Ein anderer Zeuge machte keine so souveräne Figur. Der 58-jährige Facharbeiter schilderte sich als "verliebt in die Frau" und lieferte dem Gericht gegenüber höchst widersprüchliche Angaben dazu, seit wann er sich mit der Frau als zusammen betrachtet.


Attacke auf blinde Ehefrau

Der problematische Hintergrund dabei war, dass es einen tätlichen Angriff der Beschuldigten gegenüber der blinden Ehefrau des 58-Jährigen gab. Dabei soll die 52-Jährige von der Angeklagten gewürgt und mit Worten wie "Hätte ich doch fester zugedrückt, dann hätt'st nicht mehr zwischen uns gestanden" bedacht worden sein.
Was Gillot gegen den Ehemann aufbrachte, waren dessen Angaben, die sich sehr von denen bei der ersten Vernehmung bei der Polizei unterschieden. Dabei ging es um die Frage, was er von dem Vorfall bezeugen kann. Der Mann erklärte, seine Frau sei ohne Einwirkung der Angeklagten vornüber gefallen, die Ehefrau hingegen erklärte, es gebe keinen Zweifel daran, dass sie gewürgt worden ist. Noch heute, 13 Monate nach dem Vorfall, habe sie Halsbeschwerden.
"Mei Fraa sicht nix und dann schreit sie gleich wie a Dolla", fasste ihr Ehemann ein Zusammentreffen seiner Frau mit der Beschuldigten lapidar zusammen. Zu diesem Zeitpunkt mochte er auf einem schmalen Grat gewandelt sein, der das Gericht auch hätte bewegen können, gegen ihn vorzugehen. So musste er sich auch die in scharfem Ton vorgebrachte Frage Gillots gefallen lassen, ob er "jetzt oder bei der Polizei gelogen" habe.

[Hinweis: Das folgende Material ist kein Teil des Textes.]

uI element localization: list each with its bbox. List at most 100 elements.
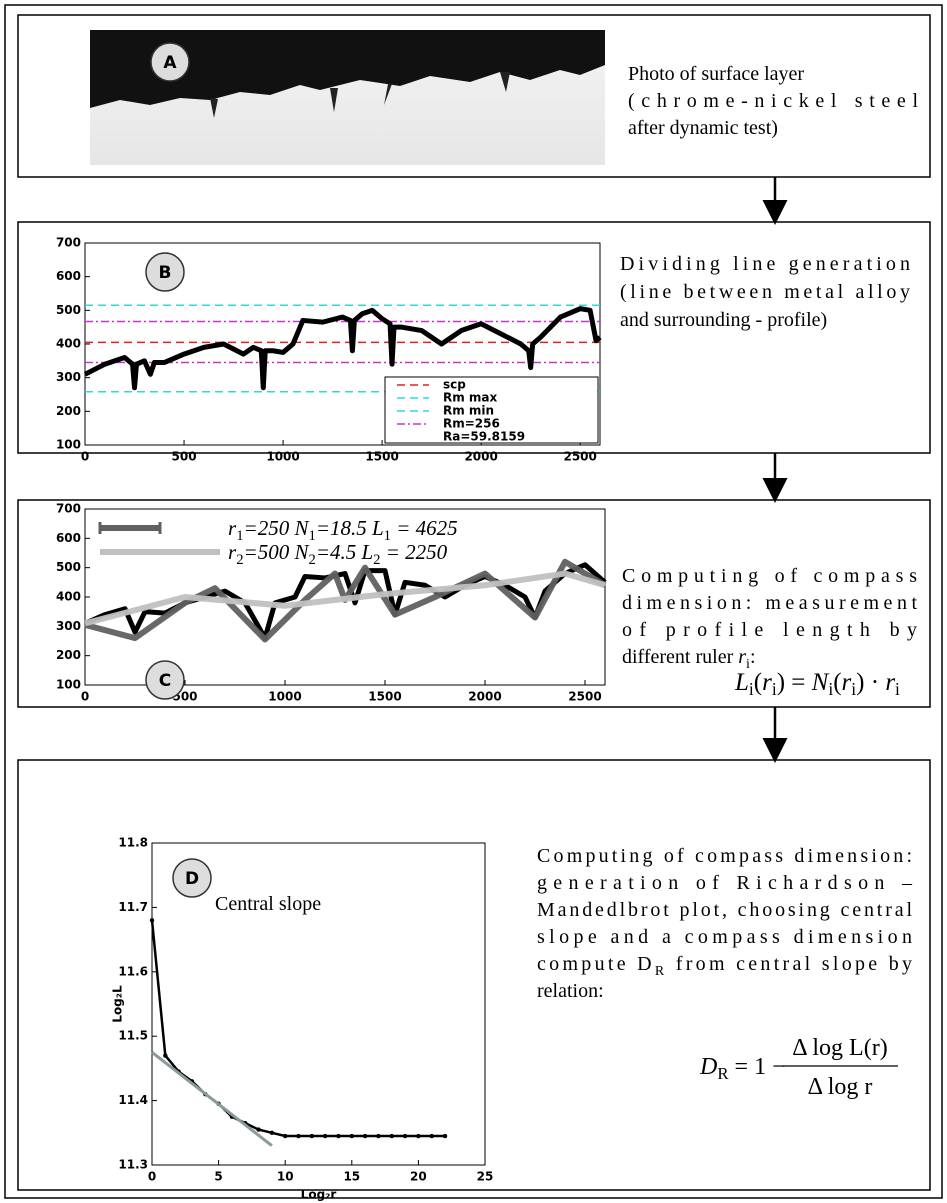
text-part: from central slope by <box>668 953 912 975</box>
text-part: i <box>895 679 900 699</box>
text-part: 2 <box>373 552 380 568</box>
x-tick-label: 0 <box>148 1170 156 1184</box>
y-tick-label: 11.6 <box>118 964 148 978</box>
point <box>256 1127 260 1131</box>
body-text: (line between metal alloy <box>620 281 910 303</box>
point <box>336 1134 340 1138</box>
x-tick-label: 15 <box>343 1170 360 1184</box>
panel-label: D <box>185 869 199 889</box>
body-text: Dividing line generation <box>620 253 910 275</box>
y-tick-label: 11.7 <box>118 900 148 914</box>
x-tick-label: 10 <box>277 1170 294 1184</box>
legend-label: Rm min <box>443 404 494 418</box>
text-part: different ruler <box>622 646 738 668</box>
y-tick-label: 11.8 <box>118 836 148 850</box>
x-tick-label: 1000 <box>268 690 301 704</box>
formula: Li(ri) = Ni(ri) · ri <box>734 669 900 699</box>
body-text: (chrome-nickel steel <box>628 90 918 112</box>
y-tick-label: 700 <box>56 502 81 516</box>
text-part: r <box>842 669 852 696</box>
body-text: after dynamic test) <box>628 117 778 139</box>
text-part: =250 N <box>244 516 310 540</box>
y-tick-label: 100 <box>56 438 81 452</box>
text-part: 1 <box>236 528 243 544</box>
text-part: compute D <box>537 953 652 975</box>
text-part: R <box>655 964 665 979</box>
point <box>270 1131 274 1135</box>
body-text: relation: <box>537 980 604 1002</box>
legend-label: r2=500 N2=4.5 L2 = 2250 <box>228 540 448 568</box>
text-part: 1 <box>308 528 315 544</box>
text-part: =18.5 L <box>316 516 384 540</box>
x-tick-label: 1500 <box>368 690 401 704</box>
x-tick-label: 5 <box>214 1170 222 1184</box>
x-tick-label: 2000 <box>464 450 497 464</box>
x-tick-label: 2000 <box>468 690 501 704</box>
body-text: Photo of surface layer <box>628 63 804 85</box>
text-part: D <box>699 1054 717 1080</box>
y-tick-label: 400 <box>56 590 81 604</box>
annotation: Central slope <box>215 893 321 915</box>
body-text: generation of Richardson – <box>537 872 913 894</box>
text-part: r <box>762 669 772 696</box>
y-tick-label: 300 <box>56 619 81 633</box>
point <box>443 1134 447 1138</box>
point <box>403 1134 407 1138</box>
point <box>363 1134 367 1138</box>
y-tick-label: 100 <box>56 678 81 692</box>
text-part: =500 N <box>244 540 310 564</box>
point <box>150 918 154 922</box>
legend-label: Ra=59.8159 <box>443 430 525 444</box>
y-tick-label: 200 <box>56 404 81 418</box>
body-text: and surrounding - profile) <box>620 309 827 331</box>
point <box>350 1134 354 1138</box>
y-tick-label: 200 <box>56 648 81 662</box>
formula: DR = 1 − <box>699 1054 786 1083</box>
y-tick-label: 600 <box>56 531 81 545</box>
x-tick-label: 2500 <box>563 450 596 464</box>
y-tick-label: 500 <box>56 560 81 574</box>
y-tick-label: 500 <box>56 303 81 317</box>
x-tick-label: 2500 <box>568 690 601 704</box>
x-tick-label: 1000 <box>266 450 299 464</box>
point <box>310 1134 314 1138</box>
body-text: of profile length by <box>622 619 917 641</box>
text-part: R <box>717 1064 729 1083</box>
point <box>376 1134 380 1138</box>
panel-label: B <box>159 263 172 283</box>
diagram: Photo of surface layer (chrome-nickel ste… <box>0 0 947 1203</box>
text-part: ( <box>754 669 762 696</box>
panel-label: A <box>163 53 177 73</box>
x-tick-label: 1500 <box>365 450 398 464</box>
text-part: : <box>750 646 756 668</box>
panel-label: C <box>159 671 171 691</box>
y-tick-label: 400 <box>56 337 81 351</box>
x-tick-label: 500 <box>172 450 197 464</box>
text-part: =4.5 L <box>316 540 373 564</box>
formula-numerator: Δ log L(r) <box>792 1035 887 1061</box>
body-text: Mandedlbrot plot, choosing central <box>537 899 912 921</box>
legend-label: scp <box>443 378 466 392</box>
x-axis-title: Log₂r <box>301 1188 337 1202</box>
point <box>296 1134 300 1138</box>
legend-label: Rm max <box>443 391 498 405</box>
text-part: ) = <box>777 669 812 696</box>
text-part: = 2250 <box>381 540 448 564</box>
text-part: = 4625 <box>391 516 458 540</box>
body-text: Computing of compass dimension: <box>537 845 912 867</box>
text-part: ) · <box>856 669 885 696</box>
text-part: ( <box>833 669 841 696</box>
x-tick-label: 0 <box>81 690 89 704</box>
text-part: 2 <box>308 552 315 568</box>
y-tick-label: 700 <box>56 236 81 250</box>
y-axis-title: Log₂L <box>111 985 125 1023</box>
legend-label: Rm=256 <box>443 417 500 431</box>
formula-denominator: Δ log r <box>808 1074 873 1100</box>
text-part: r <box>885 669 895 696</box>
point <box>430 1134 434 1138</box>
point <box>416 1134 420 1138</box>
text-part: L <box>734 669 749 696</box>
x-tick-label: 0 <box>81 450 89 464</box>
text-part: 2 <box>236 552 243 568</box>
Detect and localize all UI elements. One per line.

Doch während die 52-Jährige aussagte, sollte es auch zu einer freundlichen Geste seitens der Beschuldigten ihr gegenüber kommen, als sie aufstand um der Ehefrau ihres Verehrers das Mikrofon zurechtzustellen.

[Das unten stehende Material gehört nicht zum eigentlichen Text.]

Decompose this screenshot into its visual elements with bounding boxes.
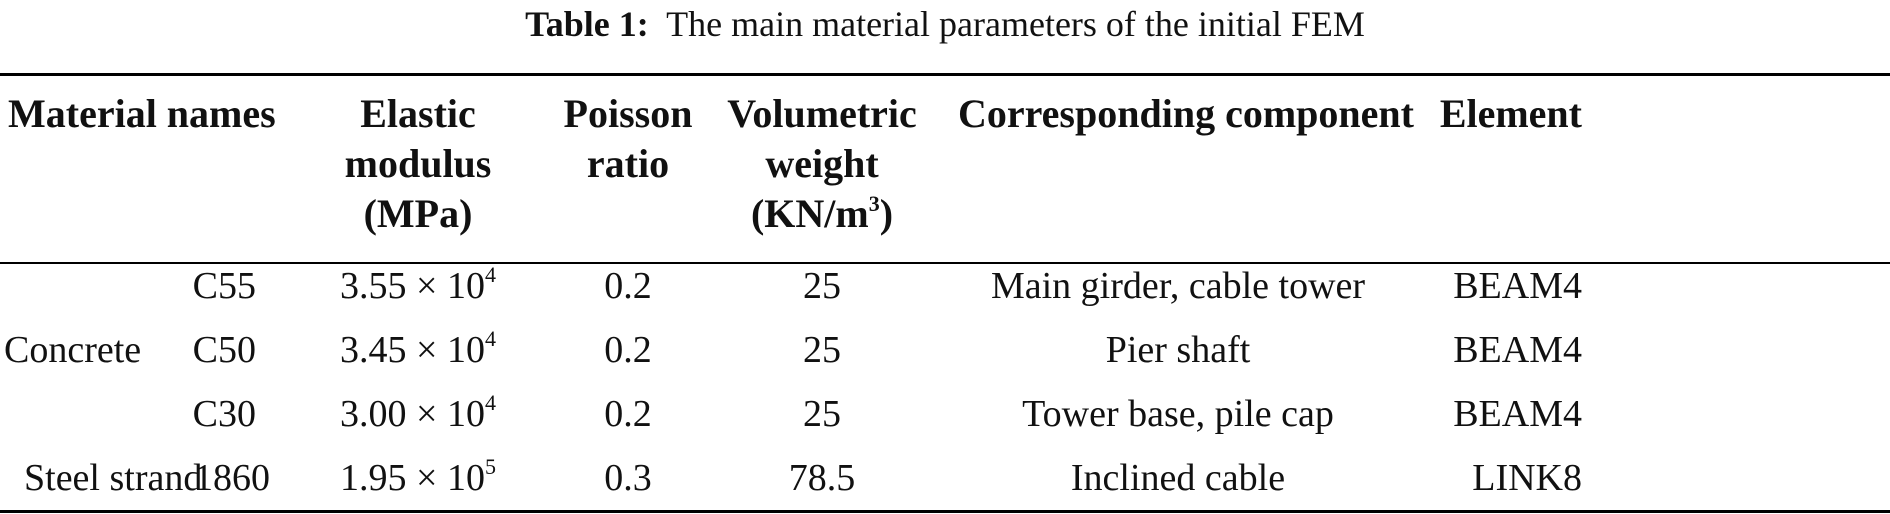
cell-weight: 25	[803, 329, 841, 371]
group-label-steel-strand: Steel strand	[24, 457, 203, 499]
cell-component: Tower base, pile cap	[1022, 393, 1334, 435]
cell-weight: 78.5	[788, 457, 856, 499]
table-top-rule	[0, 73, 1890, 76]
cell-grade: C30	[192, 393, 256, 435]
cell-elastic-modulus: 3.00 × 104	[340, 390, 496, 435]
cell-poisson: 0.2	[604, 329, 652, 371]
header-volumetric-weight: Volumetric weight (KN/m3)	[727, 91, 917, 236]
cell-elastic-modulus: 3.55 × 104	[340, 262, 496, 307]
cell-poisson: 0.2	[604, 393, 652, 435]
header-element: Element	[1439, 91, 1582, 136]
cell-grade: 1860	[194, 457, 270, 499]
cell-element: BEAM4	[1453, 393, 1582, 435]
cell-element: BEAM4	[1453, 265, 1582, 307]
cell-component: Pier shaft	[1105, 329, 1251, 371]
cell-elastic-modulus: 1.95 × 105	[340, 454, 496, 499]
cell-weight: 25	[803, 265, 841, 307]
header-corresponding-component: Corresponding component	[958, 91, 1414, 136]
table-bottom-rule	[0, 510, 1890, 513]
cell-component: Inclined cable	[1070, 457, 1286, 499]
cell-grade: C55	[192, 265, 256, 307]
table-caption-text: The main material parameters of the init…	[666, 4, 1365, 44]
header-elastic-modulus: Elastic modulus (MPa)	[344, 91, 492, 236]
cell-grade: C50	[192, 329, 256, 371]
cell-poisson: 0.3	[604, 457, 652, 499]
header-poisson-ratio: Poisson ratio	[563, 91, 693, 186]
cell-component: Main girder, cable tower	[990, 265, 1366, 307]
table-header-rule	[0, 262, 1890, 264]
cell-element: BEAM4	[1453, 329, 1582, 371]
group-label-concrete: Concrete	[4, 329, 142, 371]
cell-element: LINK8	[1472, 457, 1582, 499]
table-caption: Table 1: The main material parameters of…	[0, 2, 1890, 46]
cell-weight: 25	[803, 393, 841, 435]
cell-poisson: 0.2	[604, 265, 652, 307]
table-caption-label: Table 1:	[525, 4, 649, 44]
cell-elastic-modulus: 3.45 × 104	[340, 326, 496, 371]
header-material-names: Material names	[8, 91, 276, 136]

Schimpfworte und ein Hausverbot

Nicht alle gegen sie erhobenen Anklagepunkte gestand die Frau ein. Aber sie bestritt auch nicht alle, wenngleich manche ihrer entkräftenden Argumente unglaubwürdig geklungen haben mochten. So wies die Beschuldigte, die zu jedem einzelnen Anklagepunkt Stellung beziehen musste, gelegentlich darauf hin, dass sie manches Schimpfwort gar nicht im Sprachgebrauch habe, es darum nicht gefallen sein könne. Und dass sie einen Laden trotz Hausverbots betreten haben soll, hielt sie entgegen, dass sie den nicht betreten haben könne, gerade weil sie ja Hausverbot habe.

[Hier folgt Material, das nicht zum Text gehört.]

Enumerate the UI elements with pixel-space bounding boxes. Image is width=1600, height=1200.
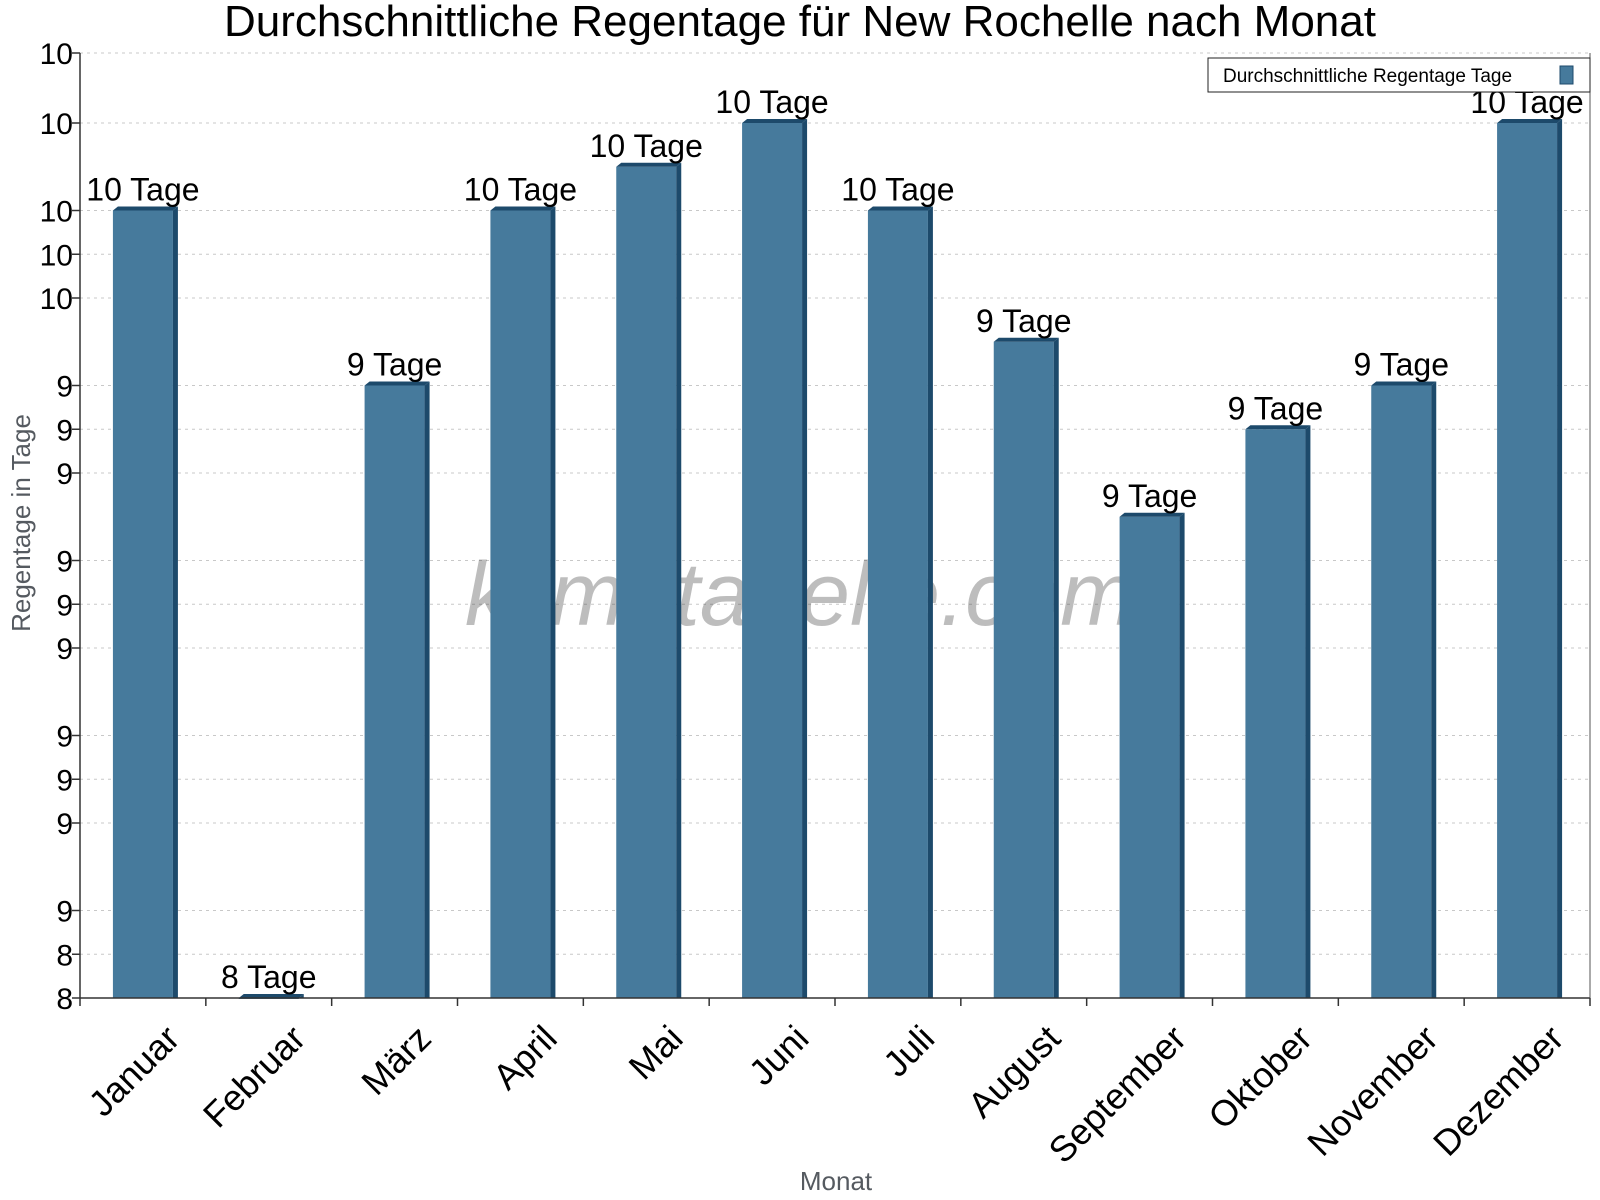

Doch neben kuriosen oder erschreckenden Momenten gab es auch nachdenklich machende. Denn wie konnte die 47-Jährige so aus der Bahn geraten? Hausfrau, verheiratet, Mittlere Reife, erlernter Beruf, Sportinternat und eine Kindheit, in der es ihr eigenen Aussagen zufolge "an nichts gemangelt" habe. Ein Selbstmord im näheren Umfeld, so die Frau, habe sie schwer beeindruckt. Dann aber kam der Alkohol.
Richter Gillot machte ihr klar, dass sie nur dann auf eine Bewährungsstrafe hoffen dürfe, wenn sie sich in einer dafür geeigneten Einrichtung einer Therapie unterziehe. Bis zum 2. Dezember hat sie das zu bedenken, dann findet der zweite Prozesstag statt.